On Monday, March 20th, 1995, five members of the Aum Shinrikyo doomsday cult entered different trains on the Tokyo underground during the morning rush hour. Each carried a plastic bag of sarin in liquid form. Sarin is a nerve gas invented by German scientists in the 1930s as part of Adolf Hitler's war preparations. It is 26 times as deadly as cyanide gas and a drop the size of a pinhead can kill a person. The five cult members donned gauze surgical masks of the kind used by commuters to ward off cold germs.
One by one they dropped the packets at different stations, then punctured them with the sharpened tips of their umbrellas so that small clouds of gas were released, and casually walked away through the throngs of commuters. The gas killed 12 people and left thousands physically and psychologically scarred and Japan traumatised. The after-effects ranged from blindness to paralysis. One commuter was so badly shaken up that he was unable to continue his normal working life. His wife wrote a letter to a woman's magazine describing their miserable existence. By chance the magazine was picked up by Japanese novelist Haruki Murakami, an innovative writer whose book, The Wind Up Bird Chronicle, was shortlisted for an IMPAC award in 1999. The letter intrigued Murakami, and set him thinking about the random nature of the planned violence visited on that man and the other victims.
He decided to interview as many of the casualties as he could find, to establish precisely what happened on the Tokyo subway that day, and to see if what he learned would shed any light on the state of Japanese society. The Aum phenomenon could not, after all, be dismissed as someone else's affair; it was a Japanese thing which distorted the image Japanese had about themselves. So the novelist became a chronicler of a real-life episode with a plot more fitting for a work of implausible fiction or a horror comic. His interviews show that Tokyo was unprepared to deal with a gas attack, though one wonders if any modern city is.
Passengers hurried about their business in ignorance as victims collapsed. Many ignored an old man lying foaming on the ground. Ambulances went to the wrong stations and got stuck in traffic jams. Police did not close train stations or alert emergency medical services. One hospital refused at first to open when a victim was carried from a TV van to its doors. Incredibly, a gas-contaminated train was kept running in service for an hour and 40 minutes after a sarin package was punctured on one of its carriages, and as a result 200 people became seriously ill. The 34 interviews, originally published in Japan under the title Under- ground, are extremely poignant and compelling, making the victims as interesting as the perpetrators. They reveal, too, the basic decency of ordinary Japanese commuters, often stereotyped as work-obsessed salarymen and office ladies. But they do not explain why five people, acting on the orders of the fat, long-haired guru called Shoko Asahara, would do such a terrible thing. The English translation of Murakami's book contains a short additional section in which the author tries to deal with this fundamental question by talking as dispassionately as he can to members of the quasi-Buddhist cult. He found them to be mostly articulate, well-educated people, like Ikuo Hayashi, an outstanding surgeon, devoted to his patients.

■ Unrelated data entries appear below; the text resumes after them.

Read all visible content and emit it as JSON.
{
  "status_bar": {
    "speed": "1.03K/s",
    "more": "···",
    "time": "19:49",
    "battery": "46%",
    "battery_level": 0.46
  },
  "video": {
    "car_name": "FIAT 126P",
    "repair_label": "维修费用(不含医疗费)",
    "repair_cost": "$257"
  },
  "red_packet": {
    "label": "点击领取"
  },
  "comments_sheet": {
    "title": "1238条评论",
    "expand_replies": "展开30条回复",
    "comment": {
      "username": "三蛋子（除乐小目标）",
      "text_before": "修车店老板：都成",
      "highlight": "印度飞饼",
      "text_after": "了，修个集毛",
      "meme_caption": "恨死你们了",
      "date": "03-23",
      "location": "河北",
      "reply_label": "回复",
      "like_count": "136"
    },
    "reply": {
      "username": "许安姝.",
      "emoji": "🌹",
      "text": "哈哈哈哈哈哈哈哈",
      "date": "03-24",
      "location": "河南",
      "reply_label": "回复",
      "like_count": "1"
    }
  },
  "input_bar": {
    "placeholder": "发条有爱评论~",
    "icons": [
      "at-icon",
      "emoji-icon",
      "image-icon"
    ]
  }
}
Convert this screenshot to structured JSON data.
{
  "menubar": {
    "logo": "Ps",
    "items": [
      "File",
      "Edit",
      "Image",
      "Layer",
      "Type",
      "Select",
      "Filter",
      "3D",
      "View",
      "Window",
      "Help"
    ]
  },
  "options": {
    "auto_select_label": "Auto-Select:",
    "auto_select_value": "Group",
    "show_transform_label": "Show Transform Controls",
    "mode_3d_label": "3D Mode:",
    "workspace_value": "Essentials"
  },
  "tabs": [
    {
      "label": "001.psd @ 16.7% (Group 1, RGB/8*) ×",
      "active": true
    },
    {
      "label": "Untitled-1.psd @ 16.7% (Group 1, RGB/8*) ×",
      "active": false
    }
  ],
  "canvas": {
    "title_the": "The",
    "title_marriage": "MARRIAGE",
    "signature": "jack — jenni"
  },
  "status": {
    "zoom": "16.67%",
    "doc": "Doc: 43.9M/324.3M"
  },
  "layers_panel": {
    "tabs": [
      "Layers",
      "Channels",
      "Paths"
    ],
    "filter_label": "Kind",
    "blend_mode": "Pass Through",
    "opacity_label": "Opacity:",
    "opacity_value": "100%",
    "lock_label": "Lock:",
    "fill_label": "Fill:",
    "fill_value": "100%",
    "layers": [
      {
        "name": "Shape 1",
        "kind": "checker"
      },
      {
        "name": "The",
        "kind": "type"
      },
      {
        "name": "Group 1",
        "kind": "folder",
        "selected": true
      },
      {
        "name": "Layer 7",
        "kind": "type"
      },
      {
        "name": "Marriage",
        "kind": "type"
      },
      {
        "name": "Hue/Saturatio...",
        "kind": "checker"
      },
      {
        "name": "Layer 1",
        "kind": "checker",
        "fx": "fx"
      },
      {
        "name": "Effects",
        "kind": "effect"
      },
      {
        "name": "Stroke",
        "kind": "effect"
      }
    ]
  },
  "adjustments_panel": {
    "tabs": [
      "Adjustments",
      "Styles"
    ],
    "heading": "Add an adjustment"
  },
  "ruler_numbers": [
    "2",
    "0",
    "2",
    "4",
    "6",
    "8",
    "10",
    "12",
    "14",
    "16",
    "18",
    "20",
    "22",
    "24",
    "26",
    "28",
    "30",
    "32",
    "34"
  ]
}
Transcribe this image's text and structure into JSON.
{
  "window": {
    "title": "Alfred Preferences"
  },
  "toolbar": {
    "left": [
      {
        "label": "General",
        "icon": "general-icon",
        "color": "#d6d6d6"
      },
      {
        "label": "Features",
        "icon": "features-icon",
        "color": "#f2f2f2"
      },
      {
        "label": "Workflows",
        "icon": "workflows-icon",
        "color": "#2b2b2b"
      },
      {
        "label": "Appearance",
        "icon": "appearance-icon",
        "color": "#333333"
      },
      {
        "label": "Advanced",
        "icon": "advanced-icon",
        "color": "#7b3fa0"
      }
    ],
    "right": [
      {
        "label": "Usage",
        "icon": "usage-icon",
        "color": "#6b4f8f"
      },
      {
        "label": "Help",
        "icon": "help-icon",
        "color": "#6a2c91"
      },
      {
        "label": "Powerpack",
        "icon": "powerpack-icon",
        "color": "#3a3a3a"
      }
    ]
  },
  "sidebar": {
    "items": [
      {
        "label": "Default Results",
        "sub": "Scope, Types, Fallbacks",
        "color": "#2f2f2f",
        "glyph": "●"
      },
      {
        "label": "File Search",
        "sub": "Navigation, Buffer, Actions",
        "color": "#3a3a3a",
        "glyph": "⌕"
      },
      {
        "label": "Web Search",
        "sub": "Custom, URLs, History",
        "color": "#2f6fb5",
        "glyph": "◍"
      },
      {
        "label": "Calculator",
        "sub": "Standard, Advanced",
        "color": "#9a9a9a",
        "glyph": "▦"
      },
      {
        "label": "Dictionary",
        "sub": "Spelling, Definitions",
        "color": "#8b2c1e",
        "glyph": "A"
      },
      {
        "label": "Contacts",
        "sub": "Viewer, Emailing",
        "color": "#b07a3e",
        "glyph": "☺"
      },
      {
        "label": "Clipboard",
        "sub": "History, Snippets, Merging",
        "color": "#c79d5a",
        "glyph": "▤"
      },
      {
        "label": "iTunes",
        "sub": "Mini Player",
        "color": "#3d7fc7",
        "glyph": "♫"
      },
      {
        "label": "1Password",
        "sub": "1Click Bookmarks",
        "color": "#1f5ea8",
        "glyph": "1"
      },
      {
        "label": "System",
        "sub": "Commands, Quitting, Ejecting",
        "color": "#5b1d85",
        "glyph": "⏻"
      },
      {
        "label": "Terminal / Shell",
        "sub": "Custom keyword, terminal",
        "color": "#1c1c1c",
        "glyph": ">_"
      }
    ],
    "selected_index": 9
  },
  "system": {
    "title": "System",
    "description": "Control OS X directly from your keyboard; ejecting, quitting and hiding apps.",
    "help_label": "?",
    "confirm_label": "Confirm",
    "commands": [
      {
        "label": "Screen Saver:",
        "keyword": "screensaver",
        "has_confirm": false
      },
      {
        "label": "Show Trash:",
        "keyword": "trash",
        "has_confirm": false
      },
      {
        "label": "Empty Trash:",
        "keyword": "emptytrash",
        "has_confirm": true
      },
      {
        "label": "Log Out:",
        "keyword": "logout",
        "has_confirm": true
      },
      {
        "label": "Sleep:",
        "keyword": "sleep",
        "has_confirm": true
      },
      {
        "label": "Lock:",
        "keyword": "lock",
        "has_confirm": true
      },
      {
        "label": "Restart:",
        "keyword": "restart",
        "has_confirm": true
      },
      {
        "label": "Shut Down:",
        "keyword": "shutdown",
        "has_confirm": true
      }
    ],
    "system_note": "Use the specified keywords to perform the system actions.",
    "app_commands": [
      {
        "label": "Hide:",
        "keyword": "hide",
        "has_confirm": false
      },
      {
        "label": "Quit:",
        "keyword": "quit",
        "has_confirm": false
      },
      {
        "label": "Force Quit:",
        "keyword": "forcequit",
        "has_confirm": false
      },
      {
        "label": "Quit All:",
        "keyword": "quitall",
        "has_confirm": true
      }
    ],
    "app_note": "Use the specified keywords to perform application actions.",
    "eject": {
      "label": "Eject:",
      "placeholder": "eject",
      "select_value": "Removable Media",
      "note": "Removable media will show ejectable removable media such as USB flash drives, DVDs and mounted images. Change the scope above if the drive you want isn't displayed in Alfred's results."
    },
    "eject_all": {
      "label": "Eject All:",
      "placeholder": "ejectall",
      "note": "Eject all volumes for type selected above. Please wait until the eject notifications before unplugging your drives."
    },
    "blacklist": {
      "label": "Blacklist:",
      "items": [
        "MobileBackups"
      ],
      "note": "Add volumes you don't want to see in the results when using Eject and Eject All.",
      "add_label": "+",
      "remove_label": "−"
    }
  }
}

Hayashi released sarin gas on the Chiyoda Line, leading to the deaths of two underground workers. "Most likely," Murakami concludes, "it was precisely because he was such a good doctor that he began to mistrust the present-day medical system, shot through as it is with contradiction and defects. As a result he was drawn to the active spiritual world that Aum provided with its vision of an intense, perfect utopia." The common characteristic of the eight typical cult members he interviews is that at a certain point in their lives they abandoned the world and sought a spiritual utopia in Aum Shinrikyo.
The chosen killers - they rehearsed with umbrellas and bags of water - now mostly regret following orders which led them to commit terrible crimes, and they have engaged in some real soul-searching. But the Aum rank and file, while abhorring the deed, still believe that they are at a higher level than ordinary people and have a sense of being specially chosen. The author sees an aberration of the Japanese psyche in this, and compares their actions with the well-educated, talented Japanese who sought fulfilment in the 1930s by carrying out the murderous will of the Emperor in Manchuria.
Much of the answer, however, surely lies in the twisted personality of Shoko Asahara. In Africa, the United States and Europe, where there have been other cases in recent history of cult members killing or committing suicide on a mass scale, there is usually one evil individual at the heart of the darkness. The horror depended on a spell-binding, twisted mystic with a charismatic personality, who uses mood shifts to control inadequate, lonely, impressionable people prepared to surrender their will to a greater force. It is a virus in the human condition which is activated under certain circumstances, and not just a Japanese phenomenon.